In tegenstelling met het aan de Scheveningseweg staande monument is de doelstelling van het standbeeld wat minder specifiek. Het kenmerk van het eerste monument was dat het zeer expliciet was gericht op het aantal vissers dat op zee was gebleven tussen 1914 en 1919. Het tweede monument - het standbeeld - is echter, getuige het gedicht zoals dat voorkomt op zijn sokkel, schijnbaar vrijblijvender daar het lijkt te zijn bedoeld voor allen die op zee zijn gebleven. Dat zou dus niet uitsluitend de visserlieden betreffen maar ook de Scheveningers die destijds deel uitmaakten van de Koninklijke Marine en die in de strijd ter zee het leven lieten en daarnaast nog de koopvaardijlieden die in de jaren van de Tweede Wereldoorlog met hun schepen ten onder gingen. Plaatselijk bestond ook reeds een Vereniging Herdenk Scheveningse Zeelieden die door het gebruik van de benaming 'Zeelieden' een klaarblijkelijke ruimte bood voor het herdenken van meer dan uitsluitend vissers. Deze hier opgesomde vrijblijvendheden zijn vanaf nu niet meer aan de orde en zulks vanwege een suppletie die aan het standbeeld van de vissersvrouw is toegevoegd. In 2020 werden hier ook vijf omgekomen surfers herdacht.

Derde monument[bewerken | brontekst bewerken]

Nieuwe stichting[bewerken | brontekst bewerken]

Op 4 november 2009 werd een stichting opgericht. Deze, de Stichting VissersNamenMonument Scheveningen genaamd, wilde zich inzetten voor een project dat gericht zou zijn op de weergave van - en dit voor zover mogelijk - de namen van Scheveningse vissers die na 1813 op zee het leven hadden gelaten. Het initiatief tot de oprichting van deze stichting vond plaats in nauwe samenwerking met de reeds bestaande - bovengenoemde - Vereniging Herdenk Scheveningse Zeelieden. De totstandkoming van het namen-monument was overigens onlosmakelijk verbonden met de reconstructie van de Scheveningse boulevard. Zonder een nieuw gebouwde boulevardmuur zou er geen mogelijkheid zijn geweest om het namen-monument in zijn huidige omvang waar dan ook te plaatsen. De nieuwe boulevard was omtrent april 2013 voltooid. Op 24 mei 2013 werd het project van de Stichting VissersNamenMonument Scheveningen door prinses Beatrix officieel onthuld.
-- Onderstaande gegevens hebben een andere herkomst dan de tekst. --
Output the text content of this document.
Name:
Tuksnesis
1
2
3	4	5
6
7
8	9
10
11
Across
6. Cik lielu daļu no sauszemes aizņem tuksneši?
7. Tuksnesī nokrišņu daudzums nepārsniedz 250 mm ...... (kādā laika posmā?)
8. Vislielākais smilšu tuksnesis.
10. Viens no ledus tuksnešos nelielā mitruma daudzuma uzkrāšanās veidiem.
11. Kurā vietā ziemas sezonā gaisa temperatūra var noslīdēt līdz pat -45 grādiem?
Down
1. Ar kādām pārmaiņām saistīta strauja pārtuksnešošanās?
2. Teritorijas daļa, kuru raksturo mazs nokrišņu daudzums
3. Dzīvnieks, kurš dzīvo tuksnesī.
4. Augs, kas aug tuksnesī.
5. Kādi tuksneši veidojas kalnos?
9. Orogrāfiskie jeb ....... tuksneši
Bijna twee eeuwen[bewerken | brontekst bewerken]

De Scheveningse vissersvrouw Gieltje den Heijer op de nieuwe sokkel van het monument van de Vissersvrouw voor het monument van de Vissersvrouw
Scheveningse vissersvrouw Gieltje den Heijer-Van der Zwan (Karel Kulk 2012)
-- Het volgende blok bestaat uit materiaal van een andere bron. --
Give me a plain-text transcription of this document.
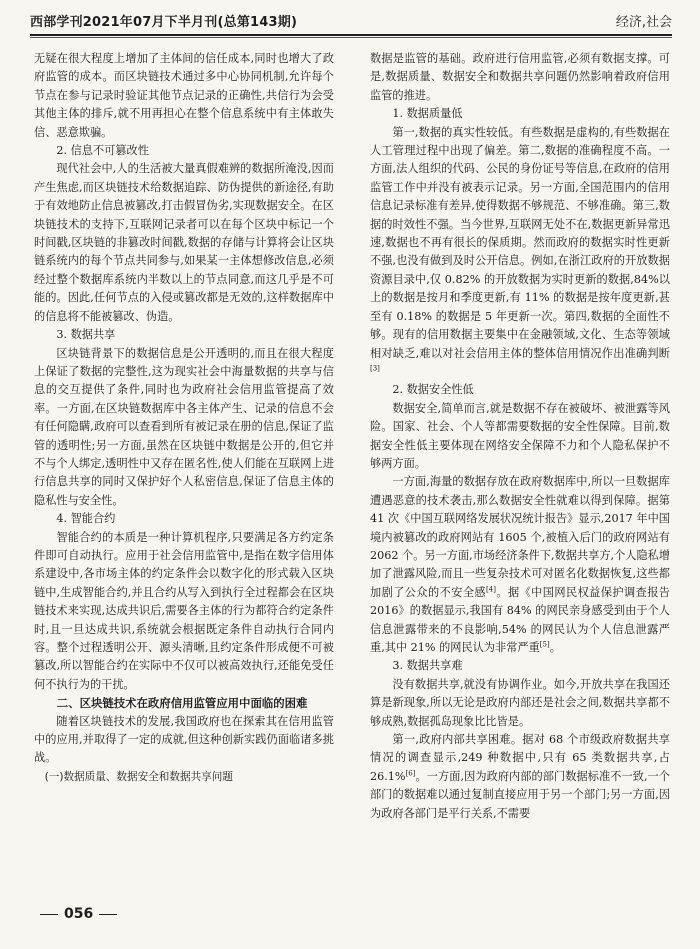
西部学刊2021年07月下半月刊(总第143期)	经济,社会

无疑在很大程度上增加了主体间的信任成本,同时也增大了政府监管的成本。而区块链技术通过多中心协同机制,允许每个节点在参与记录时验证其他节点记录的正确性,共信行为会受其他主体的排斥,就不用再担心在整个信息系统中有主体敢失信、恶意欺骗。

2. 信息不可篡改性

现代社会中,人的生活被大量真假难辨的数据所淹没,因而产生焦虑,而区块链技术给数据追踪、防伪提供的新途径,有助于有效地防止信息被篡改,打击假冒伪劣,实现数据安全。在区块链技术的支持下,互联网记录者可以在每个区块中标记一个时间戳,区块链的非篡改时间戳,数据的存储与计算将会让区块链系统内的每个节点共同参与,如果某一主体想修改信息,必须经过整个数据库系统内半数以上的节点同意,而这几乎是不可能的。因此,任何节点的入侵或篡改都是无效的,这样数据库中的信息将不能被篡改、伪造。

3. 数据共享

区块链背景下的数据信息是公开透明的,而且在很大程度上保证了数据的完整性,这为现实社会中海量数据的共享与信息的交互提供了条件,同时也为政府社会信用监管提高了效率。一方面,在区块链数据库中各主体产生、记录的信息不会有任何隐瞒,政府可以查看到所有被记录在册的信息,保证了监管的透明性;另一方面,虽然在区块链中数据是公开的,但它并不与个人绑定,透明性中又存在匿名性,使人们能在互联网上进行信息共享的同时又保护好个人私密信息,保证了信息主体的隐私性与安全性。

4. 智能合约

智能合约的本质是一种计算机程序,只要满足各方约定条件即可自动执行。应用于社会信用监管中,是指在数字信用体系建设中,各市场主体的约定条件会以数字化的形式载入区块链中,生成智能合约,并且合约从写入到执行全过程都会在区块链技术来实现,达成共识后,需要各主体的行为都符合约定条件时,且一旦达成共识,系统就会根据既定条件自动执行合同内容。整个过程透明公开、源头清晰,且约定条件形成便不可被篡改,所以智能合约在实际中不仅可以被高效执行,还能免受任何不执行为的干扰。

二、区块链技术在政府信用监管应用中面临的困难

随着区块链技术的发展,我国政府也在探索其在信用监管中的应用,并取得了一定的成就,但这种创新实践仍面临诸多挑战。

(一)数据质量、数据安全和数据共享问题

数据是监管的基础。政府进行信用监管,必须有数据支撑。可是,数据质量、数据安全和数据共享问题仍然影响着政府信用监管的推进。

1. 数据质量低

第一,数据的真实性较低。有些数据是虚构的,有些数据在人工管理过程中出现了偏差。第二,数据的准确程度不高。一方面,法人组织的代码、公民的身份证号等信息,在政府的信用监管工作中并没有被表示记录。另一方面,全国范围内的信用信息记录标准有差异,使得数据不够规范、不够准确。第三,数据的时效性不强。当今世界,互联网无处不在,数据更新异常迅速,数据也不再有很长的保质期。然而政府的数据实时性更新不强,也没有做到及时公开信息。例如,在浙江政府的开放数据资源目录中,仅 0.82% 的开放数据为实时更新的数据,84%以上的数据是按月和季度更新,有 11% 的数据是按年度更新,甚至有 0.18% 的数据是 5 年更新一次。第四,数据的全面性不够。现有的信用数据主要集中在金融领域,文化、生态等领域相对缺乏,难以对社会信用主体的整体信用情况作出准确判断[3]

2. 数据安全性低

数据安全,简单而言,就是数据不存在被破坏、被泄露等风险。国家、社会、个人等都需要数据的安全性保障。目前,数据安全性低主要体现在网络安全保障不力和个人隐私保护不够两方面。

一方面,海量的数据存放在政府数据库中,所以一旦数据库遭遇恶意的技术袭击,那么数据安全性就难以得到保障。据第 41 次《中国互联网络发展状况统计报告》显示,2017 年中国境内被篡改的政府网站有 1605 个,被植入后门的政府网站有 2062 个。另一方面,市场经济条件下,数据共享方,个人隐私增加了泄露风险,而且一些复杂技术可对匿名化数据恢复,这些都加剧了公众的不安全感[4]。据《中国网民权益保护调查报告 2016》的数据显示,我国有 84% 的网民亲身感受到由于个人信息泄露带来的不良影响,54% 的网民认为个人信息泄露严重,其中 21% 的网民认为非常严重[5]。

3. 数据共享难

没有数据共享,就没有协调作业。如今,开放共享在我国还算是新现象,所以无论是政府内部还是社会之间,数据共享都不够成熟,数据孤岛现象比比皆是。

第一,政府内部共享困难。据对 68 个市级政府数据共享情况的调查显示,249 种数据中,只有 65 类数据共享,占 26.1%[6]。一方面,因为政府内部的部门数据标准不一致,一个部门的数据难以通过复制直接应用于另一个部门;另一方面,因为政府各部门是平行关系,不需要

056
Het namen-monument bestaat uit 21 platen van zwart graniet, elk 118 cm breed en 85 cm hoog welke naast elkaar zijn bevestigd aan de muur van de vernieuwde boulevard. Het geheel bevindt zich ter hoogte van - en vlak voor het standbeeld van Scheveningse vissersvrouw aan de kop van de Keizerstraat. De lengte van de reeks granieten platen is circa 25 meter. Op 19 platen worden drie kolommen van 29 regels per plaat weergegeven en deze dan jaar voor jaar. Per jaar zijn in chronologische volgorde de voor- en achternamen en de leeftijden aangebracht van de doelgroep, de gebleven vissers. Over de gehele lengte zijn de namen in 57 verticale kolommen leesbaar gemaakt op ooghoogte, met name wanneer de beschouwer op het lage gedeelte van de boulevard het gehele project passeert. Op de eerste plaat wordt in twee zinnen aangegeven waartoe het monument dient. De laatste plaat draagt het wapen van Scheveningen. Het gaat al met al om een totaal van 1366 vissers die in de loop van bijna twee eeuwen op zee het leven lieten.

In 2012 maakte Omroep West de documentaire 'Het verdriet van Scheveningen'. De Scheveningse vissersjongen Evert Spaans, die in december 1960 in het zicht van de haven overboord sloeg en verdronk, staat centraal in deze documentaire.[11]